If muscle damage is causing fecal incontinence, your doctor may recommend a program of exercise and other therapies to restore muscle strength. These treatments can improve anal sphincter control and the awareness of the urge to defecate.

Options include:

Kegel exercises
Kegel exercises strengthen the pelvic floor muscles. These muscles support the bladder and bowel and in women, the uterus. Strengthening these muscles may help reduce incontinence. To perform Kegel exercises, contract the muscles that you use to stop the flow of urine.

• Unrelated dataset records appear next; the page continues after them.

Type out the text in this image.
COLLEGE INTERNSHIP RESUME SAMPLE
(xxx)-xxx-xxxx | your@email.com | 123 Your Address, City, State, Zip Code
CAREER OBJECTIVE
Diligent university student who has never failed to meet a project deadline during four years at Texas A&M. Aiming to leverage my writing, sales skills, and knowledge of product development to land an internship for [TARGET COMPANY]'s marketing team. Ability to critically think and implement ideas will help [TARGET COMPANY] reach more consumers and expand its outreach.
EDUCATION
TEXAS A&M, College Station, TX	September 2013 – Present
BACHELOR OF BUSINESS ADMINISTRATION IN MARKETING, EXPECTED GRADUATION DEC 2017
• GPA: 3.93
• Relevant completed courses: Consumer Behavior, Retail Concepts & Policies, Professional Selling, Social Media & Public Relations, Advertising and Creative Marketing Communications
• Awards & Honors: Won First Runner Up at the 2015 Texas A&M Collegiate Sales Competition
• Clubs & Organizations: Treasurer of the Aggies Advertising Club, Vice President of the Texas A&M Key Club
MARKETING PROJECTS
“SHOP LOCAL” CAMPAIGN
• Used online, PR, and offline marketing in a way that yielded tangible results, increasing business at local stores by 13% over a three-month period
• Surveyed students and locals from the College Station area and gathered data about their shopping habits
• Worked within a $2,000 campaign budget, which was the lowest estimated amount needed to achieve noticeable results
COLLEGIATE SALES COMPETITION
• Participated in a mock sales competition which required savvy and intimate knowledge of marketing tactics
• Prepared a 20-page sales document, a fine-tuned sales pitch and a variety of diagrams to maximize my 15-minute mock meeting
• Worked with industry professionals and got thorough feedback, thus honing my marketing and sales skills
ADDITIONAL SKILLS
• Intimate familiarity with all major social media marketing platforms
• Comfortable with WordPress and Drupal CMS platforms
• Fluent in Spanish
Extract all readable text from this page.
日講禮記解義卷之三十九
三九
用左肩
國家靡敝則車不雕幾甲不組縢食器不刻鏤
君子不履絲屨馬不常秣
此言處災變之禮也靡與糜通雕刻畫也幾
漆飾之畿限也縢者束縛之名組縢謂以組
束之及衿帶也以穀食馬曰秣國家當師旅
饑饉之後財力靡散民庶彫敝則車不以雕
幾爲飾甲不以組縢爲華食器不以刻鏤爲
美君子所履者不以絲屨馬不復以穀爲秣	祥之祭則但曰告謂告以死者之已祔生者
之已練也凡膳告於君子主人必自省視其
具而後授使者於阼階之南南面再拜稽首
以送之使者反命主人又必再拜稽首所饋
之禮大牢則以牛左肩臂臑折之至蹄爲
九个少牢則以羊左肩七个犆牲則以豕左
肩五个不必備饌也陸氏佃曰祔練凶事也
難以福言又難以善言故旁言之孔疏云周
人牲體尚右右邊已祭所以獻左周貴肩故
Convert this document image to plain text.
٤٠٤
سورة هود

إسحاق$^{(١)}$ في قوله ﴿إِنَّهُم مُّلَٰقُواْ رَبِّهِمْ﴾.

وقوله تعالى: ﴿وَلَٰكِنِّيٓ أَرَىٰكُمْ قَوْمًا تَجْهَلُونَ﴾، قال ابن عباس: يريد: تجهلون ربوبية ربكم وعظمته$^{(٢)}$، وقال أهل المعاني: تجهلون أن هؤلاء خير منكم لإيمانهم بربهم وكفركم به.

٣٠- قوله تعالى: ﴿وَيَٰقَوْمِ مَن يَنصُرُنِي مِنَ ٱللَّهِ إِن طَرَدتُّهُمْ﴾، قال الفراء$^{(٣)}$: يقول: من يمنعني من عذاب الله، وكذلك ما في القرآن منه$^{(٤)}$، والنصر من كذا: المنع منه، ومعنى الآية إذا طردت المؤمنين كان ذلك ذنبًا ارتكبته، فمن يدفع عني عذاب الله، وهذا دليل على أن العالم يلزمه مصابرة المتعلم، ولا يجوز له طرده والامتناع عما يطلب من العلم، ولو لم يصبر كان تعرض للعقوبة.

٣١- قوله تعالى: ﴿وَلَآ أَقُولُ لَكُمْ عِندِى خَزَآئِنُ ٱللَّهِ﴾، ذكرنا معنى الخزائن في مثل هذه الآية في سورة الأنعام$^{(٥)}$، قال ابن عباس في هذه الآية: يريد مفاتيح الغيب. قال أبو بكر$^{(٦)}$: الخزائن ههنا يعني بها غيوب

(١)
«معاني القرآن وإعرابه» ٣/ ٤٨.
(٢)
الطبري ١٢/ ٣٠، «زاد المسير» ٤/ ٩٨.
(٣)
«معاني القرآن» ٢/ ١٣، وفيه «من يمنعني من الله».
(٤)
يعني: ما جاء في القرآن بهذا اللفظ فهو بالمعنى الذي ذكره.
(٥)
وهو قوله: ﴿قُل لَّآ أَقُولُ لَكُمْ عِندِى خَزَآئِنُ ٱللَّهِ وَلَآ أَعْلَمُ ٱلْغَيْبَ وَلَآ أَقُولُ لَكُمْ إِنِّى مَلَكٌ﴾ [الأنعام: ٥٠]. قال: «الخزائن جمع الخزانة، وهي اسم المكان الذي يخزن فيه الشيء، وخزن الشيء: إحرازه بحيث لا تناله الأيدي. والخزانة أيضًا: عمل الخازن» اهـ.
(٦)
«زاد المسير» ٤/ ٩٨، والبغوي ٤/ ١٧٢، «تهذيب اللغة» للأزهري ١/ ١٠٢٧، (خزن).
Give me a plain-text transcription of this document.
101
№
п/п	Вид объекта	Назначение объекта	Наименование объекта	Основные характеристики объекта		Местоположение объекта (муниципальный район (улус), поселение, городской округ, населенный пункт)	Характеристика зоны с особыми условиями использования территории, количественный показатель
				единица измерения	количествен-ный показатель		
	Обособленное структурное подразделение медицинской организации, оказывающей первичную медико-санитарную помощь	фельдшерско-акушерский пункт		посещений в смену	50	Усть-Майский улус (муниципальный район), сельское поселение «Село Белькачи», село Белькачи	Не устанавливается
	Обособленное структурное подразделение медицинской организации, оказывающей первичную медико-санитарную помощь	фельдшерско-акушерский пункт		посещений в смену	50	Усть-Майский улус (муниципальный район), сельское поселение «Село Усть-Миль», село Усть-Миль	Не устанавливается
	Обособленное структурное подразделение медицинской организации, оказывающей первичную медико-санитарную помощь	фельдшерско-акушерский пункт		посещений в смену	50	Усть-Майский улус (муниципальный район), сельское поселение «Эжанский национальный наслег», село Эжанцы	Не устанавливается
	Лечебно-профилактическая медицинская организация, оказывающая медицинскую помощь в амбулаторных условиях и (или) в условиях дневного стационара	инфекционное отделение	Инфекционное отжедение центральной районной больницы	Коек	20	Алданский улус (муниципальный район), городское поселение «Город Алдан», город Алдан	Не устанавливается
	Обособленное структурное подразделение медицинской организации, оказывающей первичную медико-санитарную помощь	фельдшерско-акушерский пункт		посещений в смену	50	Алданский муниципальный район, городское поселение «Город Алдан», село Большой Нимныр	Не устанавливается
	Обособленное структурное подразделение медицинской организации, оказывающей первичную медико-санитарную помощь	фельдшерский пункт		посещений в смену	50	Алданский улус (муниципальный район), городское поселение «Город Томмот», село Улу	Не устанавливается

Hold the contraction for three seconds, then relax for three seconds. Repeat this pattern 10 times. As your muscles strengthen, hold the contraction longer. Gradually work your way up to three sets of 10 contractions every day.

Biofeedback.
Specially trained physical therapists teach simple exercises that can increase anal muscle strength. These exercises can help:

  • Strengthen pelvic floor muscles.
  • Sense when stool is ready to be released.
  • Contracting the muscles if having a bowel movement at a certain time is inconvenient.
    Sometimes the training is done with the help of anal manometry and a rectal balloon.

Bowel training.

Your doctor may recommend making a conscious effort to have a bowel movement at a specific time of day: for example, after eating. Establishing when you need to use the toilet can help you gain greater control.

Bulking agents.

Injections of nonabsorbable bulking agents can thicken the walls of the anus. This helps prevent leakage.

Sacral nerve stimulation.

The sacral nerves run from your spinal cord to muscles in the pelvis. They regulate the sensation and strength of your rectal and anal sphincter muscles. Implanting a device that sends small electrical impulses to the nerves can strengthen muscles in the bowel.

Surgery
Treating fecal incontinence may require surgery to correct an underlying problem, such as rectal prolapse or sphincter damage caused by childbirth. The options include:

Sphincteroplasty.

This procedure repairs a damaged or weakened anal sphincter that occurred during childbirth. Doctors identify an injured area of muscle and free its edges from the surrounding tissue. They then bring the muscle edges back together and sew them in an overlapping fashion. This helps strengthen the muscle and tighten the sphincter. Sphincteroplasty may be an option for people trying to avoid colostomy.


Treating rectal prolapse, a rectocele or hemorrhoids. Surgical correction of these problems will likely reduce or eliminate fecal incontinence. The longer the prolapse goes untreated, the higher will be the risk of fecal incontinence not resolving after surgery.